The birther obsessives at WorldNetDaily have issued a new downloadable "Obama eligibility primer" (you have to give up your email address to WND to receive a copy) that it hyperbolically claims “could sink Obama's presidency.” In fact, the report is yet another rehashing of many of the factually dubious claims WND has been making since it latched onto the birther issue two years ago.
WND repeats the discredited claim that “On Oct. 16, 2008, Obama's step-grandmother, Sarah Obama, famously claimed in a telephone interview with an American religious leader she had been present at Obama's birth at a hospital in Mombasa. Sarah Obama speaks Luo, not English.” WND goes on to claim that “Other Luo speakers who have listened to the tape, however, including a member of the Kenyan government, say she insisted twice that she had been present at his birth in Kenya.” This is an apparent reference to a WND article by Jerome Corsi citing anonymous “members of Sarah Hussein Obama's Luo tribe” making that claim. Corsi is not exactly a reliable source, having pushed his own birther conspiracies, so anything he has to say on the issue is suspect.
Noting that in 1981 “Obama traveled to Pakistan during a period when it was difficult for U.S. citizens to enter that country,” WND claims that “Obama would have needed a passport to travel to Pakistan, and apparently the passport he used was not American.” But since The New York Times and the State Department were offering advice at the time on how Americans could obtain the proper papers for entry into Pakistan, it likely was not as “difficult” as WND suggests.
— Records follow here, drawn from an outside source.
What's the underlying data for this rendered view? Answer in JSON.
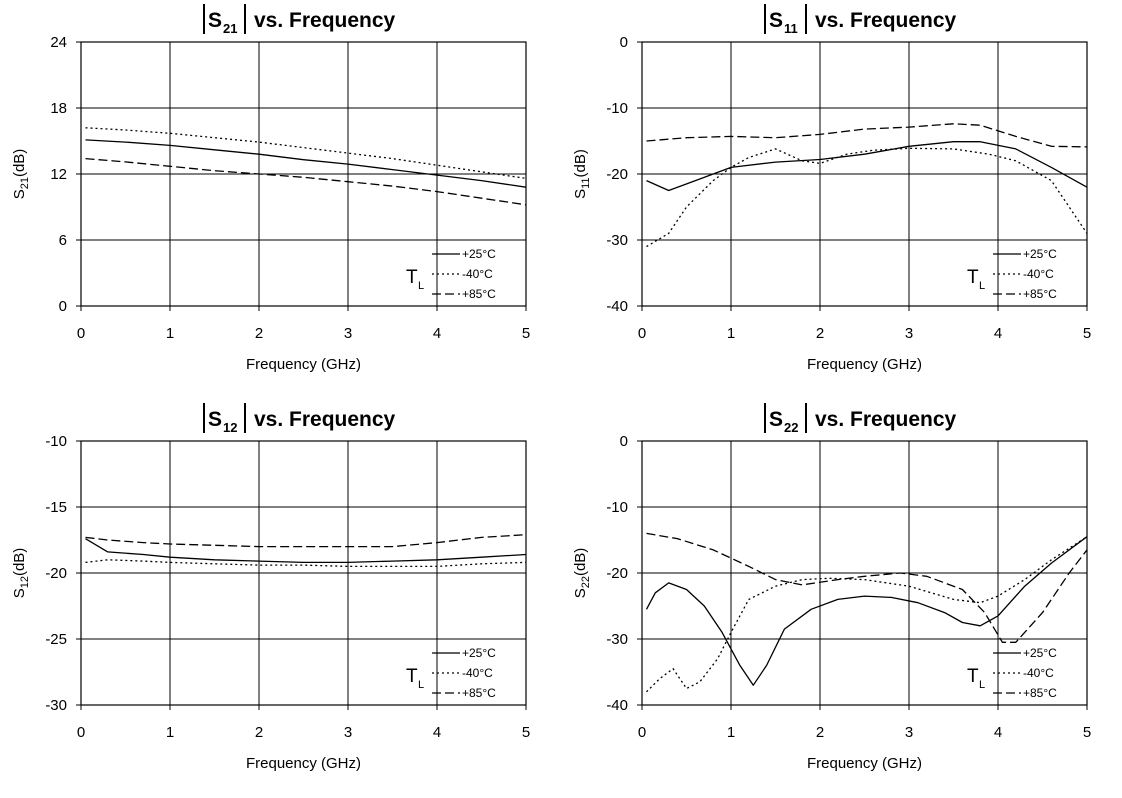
{
  "chart_data": [
    {
      "type": "line",
      "title": "vs. Frequency",
      "title_param": "S",
      "title_param_sub": "21",
      "xlabel": "Frequency (GHz)",
      "ylabel": "S",
      "ylabel_sub": "21",
      "ylabel_unit": "(dB)",
      "xlim": [
        0,
        5
      ],
      "ylim": [
        0,
        24
      ],
      "xticks": [
        0,
        1,
        2,
        3,
        4,
        5
      ],
      "yticks": [
        0,
        6,
        12,
        18,
        24
      ],
      "grid": true,
      "legend_position": "bottom-right",
      "legend_prefix": "T",
      "legend_prefix_sub": "L",
      "series": [
        {
          "name": "+25°C",
          "style": "solid",
          "points": [
            [
              0.05,
              15.1
            ],
            [
              0.5,
              14.9
            ],
            [
              1,
              14.6
            ],
            [
              1.5,
              14.2
            ],
            [
              2,
              13.8
            ],
            [
              2.5,
              13.3
            ],
            [
              3,
              12.9
            ],
            [
              3.5,
              12.4
            ],
            [
              4,
              11.9
            ],
            [
              4.5,
              11.4
            ],
            [
              5,
              10.8
            ]
          ]
        },
        {
          "name": "-40°C",
          "style": "dotted",
          "points": [
            [
              0.05,
              16.2
            ],
            [
              0.5,
              16.0
            ],
            [
              1,
              15.7
            ],
            [
              1.5,
              15.3
            ],
            [
              2,
              14.9
            ],
            [
              2.5,
              14.4
            ],
            [
              3,
              13.9
            ],
            [
              3.5,
              13.4
            ],
            [
              4,
              12.8
            ],
            [
              4.5,
              12.2
            ],
            [
              5,
              11.6
            ]
          ]
        },
        {
          "name": "+85°C",
          "style": "dashed",
          "points": [
            [
              0.05,
              13.4
            ],
            [
              0.5,
              13.1
            ],
            [
              1,
              12.7
            ],
            [
              1.5,
              12.3
            ],
            [
              2,
              12.0
            ],
            [
              2.5,
              11.7
            ],
            [
              3,
              11.3
            ],
            [
              3.5,
              10.9
            ],
            [
              4,
              10.4
            ],
            [
              4.5,
              9.8
            ],
            [
              5,
              9.2
            ]
          ]
        }
      ]
    },
    {
      "type": "line",
      "title": "vs. Frequency",
      "title_param": "S",
      "title_param_sub": "11",
      "xlabel": "Frequency (GHz)",
      "ylabel": "S",
      "ylabel_sub": "11",
      "ylabel_unit": "(dB)",
      "xlim": [
        0,
        5
      ],
      "ylim": [
        -40,
        0
      ],
      "xticks": [
        0,
        1,
        2,
        3,
        4,
        5
      ],
      "yticks": [
        -40,
        -30,
        -20,
        -10,
        0
      ],
      "grid": true,
      "legend_position": "bottom-right",
      "legend_prefix": "T",
      "legend_prefix_sub": "L",
      "series": [
        {
          "name": "+25°C",
          "style": "solid",
          "points": [
            [
              0.05,
              -21
            ],
            [
              0.3,
              -22.5
            ],
            [
              0.6,
              -21
            ],
            [
              1,
              -19
            ],
            [
              1.5,
              -18.2
            ],
            [
              2,
              -17.8
            ],
            [
              2.5,
              -17
            ],
            [
              3,
              -15.8
            ],
            [
              3.5,
              -15.1
            ],
            [
              3.8,
              -15.1
            ],
            [
              4.2,
              -16.2
            ],
            [
              4.6,
              -19
            ],
            [
              5,
              -22
            ]
          ]
        },
        {
          "name": "-40°C",
          "style": "dotted",
          "points": [
            [
              0.05,
              -31
            ],
            [
              0.3,
              -29
            ],
            [
              0.5,
              -25
            ],
            [
              0.8,
              -21
            ],
            [
              1,
              -19
            ],
            [
              1.2,
              -17.5
            ],
            [
              1.5,
              -16.2
            ],
            [
              1.8,
              -18
            ],
            [
              2,
              -18.4
            ],
            [
              2.3,
              -17
            ],
            [
              2.6,
              -16.4
            ],
            [
              3,
              -16.1
            ],
            [
              3.5,
              -16.2
            ],
            [
              3.9,
              -17
            ],
            [
              4.2,
              -18
            ],
            [
              4.6,
              -21
            ],
            [
              5,
              -29
            ]
          ]
        },
        {
          "name": "+85°C",
          "style": "dashed",
          "points": [
            [
              0.05,
              -15
            ],
            [
              0.5,
              -14.5
            ],
            [
              1,
              -14.3
            ],
            [
              1.5,
              -14.5
            ],
            [
              2,
              -14
            ],
            [
              2.5,
              -13.2
            ],
            [
              3,
              -12.9
            ],
            [
              3.5,
              -12.4
            ],
            [
              3.8,
              -12.6
            ],
            [
              4.2,
              -14.3
            ],
            [
              4.6,
              -15.8
            ],
            [
              5,
              -15.9
            ]
          ]
        }
      ]
    },
    {
      "type": "line",
      "title": "vs. Frequency",
      "title_param": "S",
      "title_param_sub": "12",
      "xlabel": "Frequency (GHz)",
      "ylabel": "S",
      "ylabel_sub": "12",
      "ylabel_unit": "(dB)",
      "xlim": [
        0,
        5
      ],
      "ylim": [
        -30,
        -10
      ],
      "xticks": [
        0,
        1,
        2,
        3,
        4,
        5
      ],
      "yticks": [
        -30,
        -25,
        -20,
        -15,
        -10
      ],
      "grid": true,
      "legend_position": "bottom-right",
      "legend_prefix": "T",
      "legend_prefix_sub": "L",
      "series": [
        {
          "name": "+25°C",
          "style": "solid",
          "points": [
            [
              0.05,
              -17.4
            ],
            [
              0.3,
              -18.4
            ],
            [
              0.7,
              -18.6
            ],
            [
              1,
              -18.8
            ],
            [
              1.5,
              -19
            ],
            [
              2,
              -19.1
            ],
            [
              2.5,
              -19.2
            ],
            [
              3,
              -19.2
            ],
            [
              3.5,
              -19.1
            ],
            [
              4,
              -19
            ],
            [
              4.5,
              -18.8
            ],
            [
              5,
              -18.6
            ]
          ]
        },
        {
          "name": "-40°C",
          "style": "dotted",
          "points": [
            [
              0.05,
              -19.2
            ],
            [
              0.3,
              -19
            ],
            [
              0.7,
              -19.1
            ],
            [
              1,
              -19.2
            ],
            [
              1.5,
              -19.3
            ],
            [
              2,
              -19.4
            ],
            [
              2.5,
              -19.4
            ],
            [
              3,
              -19.5
            ],
            [
              3.5,
              -19.5
            ],
            [
              4,
              -19.5
            ],
            [
              4.5,
              -19.3
            ],
            [
              5,
              -19.2
            ]
          ]
        },
        {
          "name": "+85°C",
          "style": "dashed",
          "points": [
            [
              0.05,
              -17.3
            ],
            [
              0.3,
              -17.5
            ],
            [
              0.7,
              -17.7
            ],
            [
              1,
              -17.8
            ],
            [
              1.5,
              -17.9
            ],
            [
              2,
              -18
            ],
            [
              2.5,
              -18
            ],
            [
              3,
              -18
            ],
            [
              3.5,
              -18
            ],
            [
              4,
              -17.7
            ],
            [
              4.5,
              -17.3
            ],
            [
              5,
              -17.1
            ]
          ]
        }
      ]
    },
    {
      "type": "line",
      "title": "vs. Frequency",
      "title_param": "S",
      "title_param_sub": "22",
      "xlabel": "Frequency (GHz)",
      "ylabel": "S",
      "ylabel_sub": "22",
      "ylabel_unit": "(dB)",
      "xlim": [
        0,
        5
      ],
      "ylim": [
        -40,
        0
      ],
      "xticks": [
        0,
        1,
        2,
        3,
        4,
        5
      ],
      "yticks": [
        -40,
        -30,
        -20,
        -10,
        0
      ],
      "grid": true,
      "legend_position": "bottom-right",
      "legend_prefix": "T",
      "legend_prefix_sub": "L",
      "series": [
        {
          "name": "+25°C",
          "style": "solid",
          "points": [
            [
              0.05,
              -25.5
            ],
            [
              0.15,
              -23
            ],
            [
              0.3,
              -21.5
            ],
            [
              0.5,
              -22.5
            ],
            [
              0.7,
              -25
            ],
            [
              0.9,
              -29
            ],
            [
              1.1,
              -34
            ],
            [
              1.25,
              -37
            ],
            [
              1.4,
              -34
            ],
            [
              1.6,
              -28.5
            ],
            [
              1.9,
              -25.5
            ],
            [
              2.2,
              -24
            ],
            [
              2.5,
              -23.5
            ],
            [
              2.8,
              -23.7
            ],
            [
              3.1,
              -24.5
            ],
            [
              3.4,
              -26
            ],
            [
              3.6,
              -27.5
            ],
            [
              3.8,
              -28
            ],
            [
              4,
              -26.5
            ],
            [
              4.3,
              -22
            ],
            [
              4.6,
              -18.5
            ],
            [
              5,
              -14.5
            ]
          ]
        },
        {
          "name": "-40°C",
          "style": "dotted",
          "points": [
            [
              0.05,
              -38
            ],
            [
              0.2,
              -36
            ],
            [
              0.35,
              -34.5
            ],
            [
              0.5,
              -37.5
            ],
            [
              0.65,
              -36.5
            ],
            [
              0.85,
              -33
            ],
            [
              1,
              -29
            ],
            [
              1.2,
              -24
            ],
            [
              1.5,
              -22
            ],
            [
              1.8,
              -21
            ],
            [
              2.1,
              -20.8
            ],
            [
              2.5,
              -21
            ],
            [
              3,
              -22
            ],
            [
              3.5,
              -24
            ],
            [
              3.8,
              -24.5
            ],
            [
              4,
              -23.5
            ],
            [
              4.3,
              -21
            ],
            [
              4.6,
              -18
            ],
            [
              5,
              -14.5
            ]
          ]
        },
        {
          "name": "+85°C",
          "style": "dashed",
          "points": [
            [
              0.05,
              -14
            ],
            [
              0.4,
              -14.8
            ],
            [
              0.8,
              -16.5
            ],
            [
              1.2,
              -19
            ],
            [
              1.5,
              -21
            ],
            [
              1.8,
              -21.8
            ],
            [
              2.2,
              -21
            ],
            [
              2.5,
              -20.5
            ],
            [
              2.9,
              -20
            ],
            [
              3.2,
              -20.5
            ],
            [
              3.6,
              -22.5
            ],
            [
              3.85,
              -26
            ],
            [
              4.05,
              -30.5
            ],
            [
              4.2,
              -30.5
            ],
            [
              4.5,
              -26
            ],
            [
              4.8,
              -20
            ],
            [
              5,
              -16.5
            ]
          ]
        }
      ]
    }
  ]
}
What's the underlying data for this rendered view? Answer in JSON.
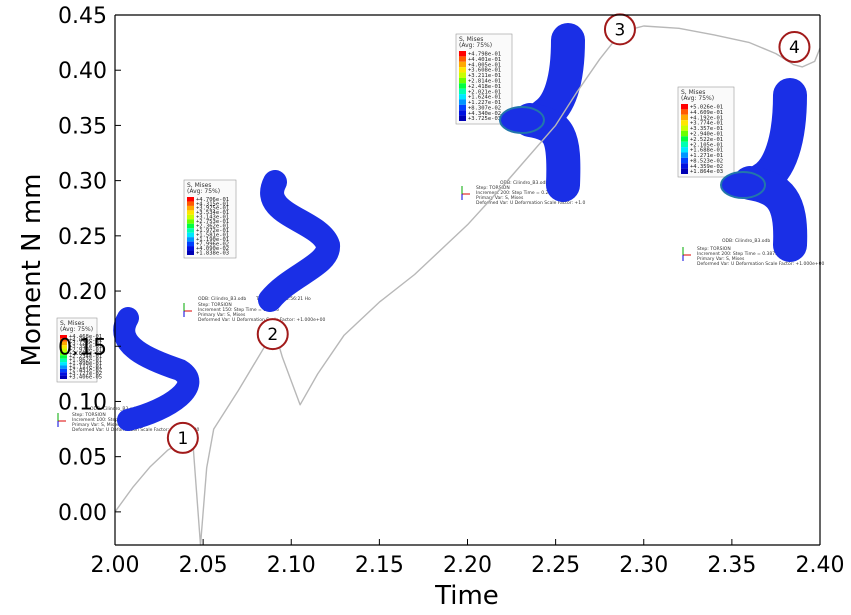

WND goes on to suggest that Obama, while a student at Occidental College, “received scholarship funds set aside for foreign students.” As Snopes.com details, this idea is based on a hoax.
WND also highlights how "[c]omputer graphics expert Dr. Ron Polarik (an assumed name) contends the COLB is not a record of Obama's birth at all, but an outright forgery" -- never mind that FactCheck.org points out that it has “seen, touched, examined and photographed” the certificate, concluding that "[c]laims that the document lacks a raised seal or a signature are false."
WND even goes so far to promote the idea that because "[n]umerous African newspapers have described him as Kenyan-born" and "[h]is wife, Michelle Obama, has twice implied publicly that he is a native of Kenya," it's sufficient reason to question where Obama was born. WND tries to immediately downplay this, calling such statements “probably the least compelling reasons to doubt Obama's eligibility,” but then insists “they have become prominent parts of the Obama eligibility lore.” Indeed, WND has endeavored to make that so -- nearly six pages of its 32-page pamphlet are devoted to recounting these statements.
WND has long desperately promoted any claim, no matter how specious or discredited, to promote the idea that Obama is not a real American. The most notorious example of this is the “Kenyan birth certificate” WND promoted without bothering to verify its authenticity first, before finally conceding the certificate was “probably not authentic.”
A real “eligibility primer” would have included all relevant facts, including the exculpatory ones -- but the full truth is something WND has shown little interest in reporting.